Via il personale dalle ambasciate: crescono i timori di un attacco USA

Segnali preoccupanti arrivano da Washington, che invita il personale diplomatico a rientrare in patria. Dopo il flop dei colloqui, anche Francia, Cina, Gran Bretagna e Australia richiamano il loro personale.
WASHINGTON/TEHERAN - C'è aria di guerra. Dopo Cina, Australia, Stati Uniti, Francia, anche il governo britannico ritira i suoi diplomatici dall'Iran. Il governo britannico ha annunciato infatti «il ritiro temporaneo» del suo personale dall'Iran, «per ragioni precauzionali legate alle tensioni fra Teheran e Washington».
A causa della situazione attuale - si legge in una nota del Foreign Office - «abbiamo messo in atto la misura precauzionale di un ritiro temporaneo del personale del Regno Unito dall'Iran. La nostra ambasciata continua a operare da remoto»

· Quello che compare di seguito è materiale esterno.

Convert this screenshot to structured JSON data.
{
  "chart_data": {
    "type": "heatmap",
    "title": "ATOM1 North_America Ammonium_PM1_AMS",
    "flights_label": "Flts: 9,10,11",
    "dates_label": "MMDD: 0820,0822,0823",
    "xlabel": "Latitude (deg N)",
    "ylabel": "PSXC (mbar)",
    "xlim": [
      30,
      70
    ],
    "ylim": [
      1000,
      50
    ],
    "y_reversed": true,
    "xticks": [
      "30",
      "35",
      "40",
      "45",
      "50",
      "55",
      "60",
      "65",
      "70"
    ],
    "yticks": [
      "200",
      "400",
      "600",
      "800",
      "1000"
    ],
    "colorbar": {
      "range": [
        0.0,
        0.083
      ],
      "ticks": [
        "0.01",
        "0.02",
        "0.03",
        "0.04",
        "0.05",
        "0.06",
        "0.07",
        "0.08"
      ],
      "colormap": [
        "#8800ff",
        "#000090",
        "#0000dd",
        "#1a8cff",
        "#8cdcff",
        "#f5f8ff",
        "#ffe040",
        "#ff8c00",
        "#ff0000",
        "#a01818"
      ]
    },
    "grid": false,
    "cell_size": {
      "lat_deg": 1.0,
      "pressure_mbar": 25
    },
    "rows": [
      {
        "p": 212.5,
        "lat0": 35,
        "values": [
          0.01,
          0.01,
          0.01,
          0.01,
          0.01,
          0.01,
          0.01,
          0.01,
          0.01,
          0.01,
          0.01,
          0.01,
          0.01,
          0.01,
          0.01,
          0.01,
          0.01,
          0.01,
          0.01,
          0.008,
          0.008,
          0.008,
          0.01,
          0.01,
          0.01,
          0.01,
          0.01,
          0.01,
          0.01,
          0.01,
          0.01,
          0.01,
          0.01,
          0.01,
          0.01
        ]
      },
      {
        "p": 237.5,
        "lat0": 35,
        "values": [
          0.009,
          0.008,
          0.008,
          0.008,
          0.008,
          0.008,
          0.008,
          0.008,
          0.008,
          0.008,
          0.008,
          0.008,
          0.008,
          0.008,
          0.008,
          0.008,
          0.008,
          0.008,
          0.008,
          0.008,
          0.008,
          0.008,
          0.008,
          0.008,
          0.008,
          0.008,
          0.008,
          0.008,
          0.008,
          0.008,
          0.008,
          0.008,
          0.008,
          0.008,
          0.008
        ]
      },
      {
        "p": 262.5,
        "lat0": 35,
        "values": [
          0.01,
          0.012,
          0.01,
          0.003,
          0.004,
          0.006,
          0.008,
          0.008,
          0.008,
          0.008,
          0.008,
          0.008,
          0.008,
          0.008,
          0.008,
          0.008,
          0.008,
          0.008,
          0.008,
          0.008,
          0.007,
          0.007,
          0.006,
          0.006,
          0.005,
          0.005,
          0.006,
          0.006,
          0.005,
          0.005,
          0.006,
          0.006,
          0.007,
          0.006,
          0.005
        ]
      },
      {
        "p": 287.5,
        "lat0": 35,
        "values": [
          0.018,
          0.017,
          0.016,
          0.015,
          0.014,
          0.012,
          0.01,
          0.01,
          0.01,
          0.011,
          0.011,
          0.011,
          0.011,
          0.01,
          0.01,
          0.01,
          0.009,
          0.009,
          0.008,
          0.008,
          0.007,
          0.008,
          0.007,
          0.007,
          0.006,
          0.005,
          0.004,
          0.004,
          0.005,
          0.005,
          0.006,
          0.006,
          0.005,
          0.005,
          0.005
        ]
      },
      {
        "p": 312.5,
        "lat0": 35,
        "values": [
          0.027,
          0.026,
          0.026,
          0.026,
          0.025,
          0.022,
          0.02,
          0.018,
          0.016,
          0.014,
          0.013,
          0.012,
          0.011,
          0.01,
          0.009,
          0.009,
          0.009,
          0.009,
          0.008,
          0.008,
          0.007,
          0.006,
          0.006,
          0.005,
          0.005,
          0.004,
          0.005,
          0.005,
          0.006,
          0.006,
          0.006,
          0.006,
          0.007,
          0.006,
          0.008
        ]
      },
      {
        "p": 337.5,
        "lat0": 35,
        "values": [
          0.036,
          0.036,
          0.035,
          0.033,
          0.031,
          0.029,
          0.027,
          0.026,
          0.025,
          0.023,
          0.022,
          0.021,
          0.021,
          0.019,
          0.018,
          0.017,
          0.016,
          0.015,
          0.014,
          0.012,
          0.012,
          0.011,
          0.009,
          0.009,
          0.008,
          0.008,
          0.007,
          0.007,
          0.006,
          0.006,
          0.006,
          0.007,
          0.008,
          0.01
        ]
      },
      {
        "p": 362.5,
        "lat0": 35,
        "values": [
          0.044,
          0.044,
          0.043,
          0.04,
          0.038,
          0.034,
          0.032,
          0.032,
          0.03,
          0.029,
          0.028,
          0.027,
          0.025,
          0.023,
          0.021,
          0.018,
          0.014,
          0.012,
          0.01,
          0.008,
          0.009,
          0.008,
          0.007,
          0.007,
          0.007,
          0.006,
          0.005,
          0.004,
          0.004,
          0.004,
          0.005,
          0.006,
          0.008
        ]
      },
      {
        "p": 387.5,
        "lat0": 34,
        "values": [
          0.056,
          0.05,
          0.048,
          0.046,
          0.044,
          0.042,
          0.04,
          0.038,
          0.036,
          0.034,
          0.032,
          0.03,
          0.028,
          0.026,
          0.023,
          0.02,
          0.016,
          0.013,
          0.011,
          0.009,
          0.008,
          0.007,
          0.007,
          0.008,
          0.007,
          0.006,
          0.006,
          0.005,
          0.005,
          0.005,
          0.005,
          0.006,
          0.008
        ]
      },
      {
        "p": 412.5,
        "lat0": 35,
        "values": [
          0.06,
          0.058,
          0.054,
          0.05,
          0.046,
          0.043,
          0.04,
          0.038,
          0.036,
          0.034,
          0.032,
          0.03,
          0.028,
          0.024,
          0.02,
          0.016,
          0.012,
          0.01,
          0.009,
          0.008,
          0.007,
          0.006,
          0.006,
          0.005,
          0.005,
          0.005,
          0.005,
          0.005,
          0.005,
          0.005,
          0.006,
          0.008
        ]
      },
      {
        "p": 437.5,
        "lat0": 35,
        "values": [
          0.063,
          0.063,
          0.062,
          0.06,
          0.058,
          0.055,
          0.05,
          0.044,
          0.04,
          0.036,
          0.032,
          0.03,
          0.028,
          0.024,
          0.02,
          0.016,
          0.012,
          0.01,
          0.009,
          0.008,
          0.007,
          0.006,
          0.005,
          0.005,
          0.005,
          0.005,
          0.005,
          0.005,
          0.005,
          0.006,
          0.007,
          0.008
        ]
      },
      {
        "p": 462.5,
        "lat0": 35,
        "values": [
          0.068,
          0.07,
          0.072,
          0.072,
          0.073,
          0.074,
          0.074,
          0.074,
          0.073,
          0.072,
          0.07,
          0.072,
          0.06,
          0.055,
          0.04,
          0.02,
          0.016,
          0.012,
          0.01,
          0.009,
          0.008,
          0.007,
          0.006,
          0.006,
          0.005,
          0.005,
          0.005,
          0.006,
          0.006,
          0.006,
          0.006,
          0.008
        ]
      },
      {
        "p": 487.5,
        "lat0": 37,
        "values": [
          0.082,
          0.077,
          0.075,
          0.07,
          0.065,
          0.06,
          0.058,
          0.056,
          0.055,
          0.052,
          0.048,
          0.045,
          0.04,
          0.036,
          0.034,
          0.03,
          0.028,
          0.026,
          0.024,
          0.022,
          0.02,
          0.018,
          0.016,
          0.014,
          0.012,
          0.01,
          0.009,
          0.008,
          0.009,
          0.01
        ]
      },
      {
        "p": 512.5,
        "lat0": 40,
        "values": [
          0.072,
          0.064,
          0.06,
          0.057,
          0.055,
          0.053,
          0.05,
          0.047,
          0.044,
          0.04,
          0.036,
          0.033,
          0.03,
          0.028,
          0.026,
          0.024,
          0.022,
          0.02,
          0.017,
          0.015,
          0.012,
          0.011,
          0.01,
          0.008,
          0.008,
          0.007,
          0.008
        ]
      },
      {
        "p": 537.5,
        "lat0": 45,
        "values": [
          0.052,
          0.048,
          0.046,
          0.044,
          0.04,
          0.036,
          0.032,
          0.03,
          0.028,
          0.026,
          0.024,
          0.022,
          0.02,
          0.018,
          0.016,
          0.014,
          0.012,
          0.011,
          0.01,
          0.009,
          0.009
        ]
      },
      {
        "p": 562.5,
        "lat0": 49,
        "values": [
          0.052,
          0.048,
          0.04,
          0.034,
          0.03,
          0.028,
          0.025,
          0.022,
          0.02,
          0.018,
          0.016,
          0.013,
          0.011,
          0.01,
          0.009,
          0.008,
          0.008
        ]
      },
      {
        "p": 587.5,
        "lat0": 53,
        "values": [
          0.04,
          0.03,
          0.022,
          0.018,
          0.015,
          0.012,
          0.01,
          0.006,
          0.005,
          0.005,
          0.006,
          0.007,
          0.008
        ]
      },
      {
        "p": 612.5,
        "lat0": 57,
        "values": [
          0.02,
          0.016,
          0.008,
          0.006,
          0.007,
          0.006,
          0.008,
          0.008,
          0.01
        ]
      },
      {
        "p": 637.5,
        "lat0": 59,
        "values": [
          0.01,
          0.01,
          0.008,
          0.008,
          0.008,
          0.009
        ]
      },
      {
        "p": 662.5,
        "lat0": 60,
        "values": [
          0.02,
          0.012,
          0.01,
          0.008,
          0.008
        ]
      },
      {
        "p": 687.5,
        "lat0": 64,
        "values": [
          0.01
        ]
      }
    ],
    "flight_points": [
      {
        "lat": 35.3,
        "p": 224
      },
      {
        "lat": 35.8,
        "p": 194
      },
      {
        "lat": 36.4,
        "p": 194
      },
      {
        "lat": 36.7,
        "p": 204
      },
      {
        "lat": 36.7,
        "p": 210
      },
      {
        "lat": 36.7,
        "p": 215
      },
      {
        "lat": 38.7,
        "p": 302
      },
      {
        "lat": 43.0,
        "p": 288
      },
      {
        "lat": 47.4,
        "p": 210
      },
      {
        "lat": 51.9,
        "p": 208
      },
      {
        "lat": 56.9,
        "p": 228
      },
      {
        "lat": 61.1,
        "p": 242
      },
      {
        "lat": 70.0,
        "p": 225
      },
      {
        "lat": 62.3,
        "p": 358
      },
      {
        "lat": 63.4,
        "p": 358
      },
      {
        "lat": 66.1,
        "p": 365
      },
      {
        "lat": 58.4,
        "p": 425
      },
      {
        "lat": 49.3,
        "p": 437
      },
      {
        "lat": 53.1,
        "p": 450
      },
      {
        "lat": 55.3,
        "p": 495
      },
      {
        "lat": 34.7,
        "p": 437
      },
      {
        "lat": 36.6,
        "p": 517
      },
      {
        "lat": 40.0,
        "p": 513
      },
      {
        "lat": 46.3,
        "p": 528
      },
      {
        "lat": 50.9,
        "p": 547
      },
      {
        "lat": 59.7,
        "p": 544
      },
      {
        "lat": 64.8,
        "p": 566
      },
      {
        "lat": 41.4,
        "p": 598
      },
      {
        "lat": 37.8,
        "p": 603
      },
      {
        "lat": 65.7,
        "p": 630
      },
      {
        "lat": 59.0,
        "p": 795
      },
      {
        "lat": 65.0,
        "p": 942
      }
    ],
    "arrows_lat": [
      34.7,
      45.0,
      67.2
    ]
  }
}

Il timore di un attacco americano all'Iran cresce. Anche nei Paesi dell'area che potrebbero essere interessati dal conflitto e diventare dei bersagli, come ad esempio Israele. La mail con cui ad esempio l’ambasciatore americano a Tel Aviv Mike Huckabee invita lo staff a lasciare il Paese è qualcosa di più un gesto precauzionale. «Chi desidera lasciare il paese deve farlo oggi» è il messaggio rilanciato dai media americani.
Da Washington infatti era arrivata la comunicazione con cui si consigliava «la partenza del personale diplomatico non di emergenza e dei familiari dei funzionari governativi dalla missione diplomatica in Israele».